Андрею захотелось узнать, знаком ли Чучалин с Белым – тот ведь был заметным рокером, может, Игорь что-то знает о нем. Женечка опередила своим вопросом:
«А это вы тексты пишете?»
«Да нет, все пишем. Я… – Игорь усмехнулся, – …ни на чем играть так и не научился, поэтому вот пою как могу… А ты-то умеешь на гитаре?»
«Ага!»
«А песни сочиняешь?»
«Да».
«Так надо группу собирать».
Женечка, секунду назад улыбавшаяся, по своему обыкновению, до ушей, демонстрируя все зубы, здоровые и крупные, сделалась почти печальной.
«Да я бы хотела. Но среди девчонок здесь таких нету, кто мне близок в этом плане. А с парнями – не хочу».
Чучалин хмыкнул:
«Наоборот, это классно, когда девушка лидер, а музыканты – парни».
«Это банально, во-первых. Так же банально было бы, если бы вы взяли девчонку на подпевки».

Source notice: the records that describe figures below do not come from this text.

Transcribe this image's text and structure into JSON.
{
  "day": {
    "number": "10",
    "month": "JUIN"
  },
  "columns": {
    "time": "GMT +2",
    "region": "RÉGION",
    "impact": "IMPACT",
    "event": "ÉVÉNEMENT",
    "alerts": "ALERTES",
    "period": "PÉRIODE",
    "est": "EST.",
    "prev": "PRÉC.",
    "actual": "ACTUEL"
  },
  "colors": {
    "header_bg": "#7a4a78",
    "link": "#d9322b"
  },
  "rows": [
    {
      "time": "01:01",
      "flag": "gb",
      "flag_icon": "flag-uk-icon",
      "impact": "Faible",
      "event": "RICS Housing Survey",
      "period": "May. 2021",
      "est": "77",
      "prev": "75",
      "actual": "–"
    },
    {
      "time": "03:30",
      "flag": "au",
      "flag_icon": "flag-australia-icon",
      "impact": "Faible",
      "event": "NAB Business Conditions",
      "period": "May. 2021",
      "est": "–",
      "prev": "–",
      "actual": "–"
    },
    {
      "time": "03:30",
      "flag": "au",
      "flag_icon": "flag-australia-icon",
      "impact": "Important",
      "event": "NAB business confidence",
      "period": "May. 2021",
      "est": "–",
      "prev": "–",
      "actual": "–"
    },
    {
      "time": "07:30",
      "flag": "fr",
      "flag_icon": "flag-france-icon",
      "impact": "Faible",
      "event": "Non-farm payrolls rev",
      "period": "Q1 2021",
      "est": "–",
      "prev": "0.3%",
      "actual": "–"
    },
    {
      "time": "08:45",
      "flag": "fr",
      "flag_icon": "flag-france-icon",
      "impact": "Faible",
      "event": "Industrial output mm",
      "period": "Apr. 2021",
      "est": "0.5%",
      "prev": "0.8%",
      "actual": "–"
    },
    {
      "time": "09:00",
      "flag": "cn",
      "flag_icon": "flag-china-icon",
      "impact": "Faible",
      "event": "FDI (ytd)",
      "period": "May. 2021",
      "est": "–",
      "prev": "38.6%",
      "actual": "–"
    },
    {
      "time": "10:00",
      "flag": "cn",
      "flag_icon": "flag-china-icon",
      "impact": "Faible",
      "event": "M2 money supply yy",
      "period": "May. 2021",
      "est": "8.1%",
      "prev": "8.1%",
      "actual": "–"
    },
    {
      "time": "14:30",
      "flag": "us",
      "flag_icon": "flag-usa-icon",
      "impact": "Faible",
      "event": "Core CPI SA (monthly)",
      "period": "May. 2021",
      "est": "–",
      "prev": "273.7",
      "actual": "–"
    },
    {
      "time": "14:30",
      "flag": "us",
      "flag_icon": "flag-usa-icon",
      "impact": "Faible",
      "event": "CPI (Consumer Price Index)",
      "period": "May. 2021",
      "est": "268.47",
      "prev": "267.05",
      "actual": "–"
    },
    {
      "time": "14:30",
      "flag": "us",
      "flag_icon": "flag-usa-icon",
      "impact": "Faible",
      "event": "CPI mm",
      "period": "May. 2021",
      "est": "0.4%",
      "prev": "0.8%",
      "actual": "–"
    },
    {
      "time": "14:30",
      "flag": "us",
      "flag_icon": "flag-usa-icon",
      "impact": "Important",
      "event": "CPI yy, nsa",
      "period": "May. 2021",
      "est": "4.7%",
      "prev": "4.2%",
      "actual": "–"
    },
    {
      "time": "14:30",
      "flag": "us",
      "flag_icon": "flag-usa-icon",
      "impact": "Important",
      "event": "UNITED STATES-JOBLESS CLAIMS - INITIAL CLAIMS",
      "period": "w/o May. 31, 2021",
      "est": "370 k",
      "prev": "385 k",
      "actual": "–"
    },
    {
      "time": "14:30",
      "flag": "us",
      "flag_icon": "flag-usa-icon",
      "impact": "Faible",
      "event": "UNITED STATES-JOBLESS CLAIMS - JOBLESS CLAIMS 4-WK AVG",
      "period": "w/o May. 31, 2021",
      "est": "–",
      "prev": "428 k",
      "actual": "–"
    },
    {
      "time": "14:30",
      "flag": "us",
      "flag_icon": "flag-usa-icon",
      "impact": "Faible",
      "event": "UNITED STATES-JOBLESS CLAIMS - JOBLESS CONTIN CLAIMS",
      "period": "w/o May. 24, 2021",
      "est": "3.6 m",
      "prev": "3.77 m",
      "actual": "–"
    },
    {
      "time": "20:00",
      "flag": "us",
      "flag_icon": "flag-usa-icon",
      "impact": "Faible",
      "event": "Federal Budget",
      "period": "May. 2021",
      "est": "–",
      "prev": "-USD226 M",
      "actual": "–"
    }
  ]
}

Игорь затяжно и как-то слишком внимательно посмотрел на Женечку:
«Да, согласен, – и, слегка запьяневший, наверняка почувствовал потребность пооткровенничать: – родителям тяжело. Всю ведь жизнь здесь. Они местные. Из русских сел. В наш пед поступили в шестьдесят каком-то, познакомились, поженились. И вот – теперь не здесь. Каких-то четыреста километров, а все ведь там другое, под Минусинском. И степи другие, и горы, и Енисей даже… Отец мой, он ведь всю жизнь книгу писал. Роман о Туве. Верней, о том, как она с Россией сближалась. Тогда, в начале века… В архивах копался, материалы собирал, со стариками еще успел поговорить. Еще в советское время в наше… ну, в кызылское издательство предложил, а там и читать не стали, к названию придрались. А роман называется “Урянхай”. И они там: “Вы что, не знаете, что это оскорбительное слово? Так нас монголы оскорбляли, китайцы, потом – царская Россия”. Отец стал спорить, что на всех старых картах Туву нынешнюю обозначали как Урянхай, Урянхайский край. “И что? – эти. – Мы теперь будем популяризировать старую топонимику? Мы живем в советской стране”. Ну, он разозлился, послал в Москву, оттуда, ясное дело, вернули. Типа: “Нужно еще работать”. Ну он и работал… делом жизни эту книгу считал. Как вот Россия расширялась, несла культуру, просвещение, спасала такие вот народы вымирающие… И в деревне в первый год воспрянул вроде, сделал себе рабочий угол, а потом… Тут узнал от матери, что сжег всё. Все бумаги. Три коробки было… А я и прочитать не успел».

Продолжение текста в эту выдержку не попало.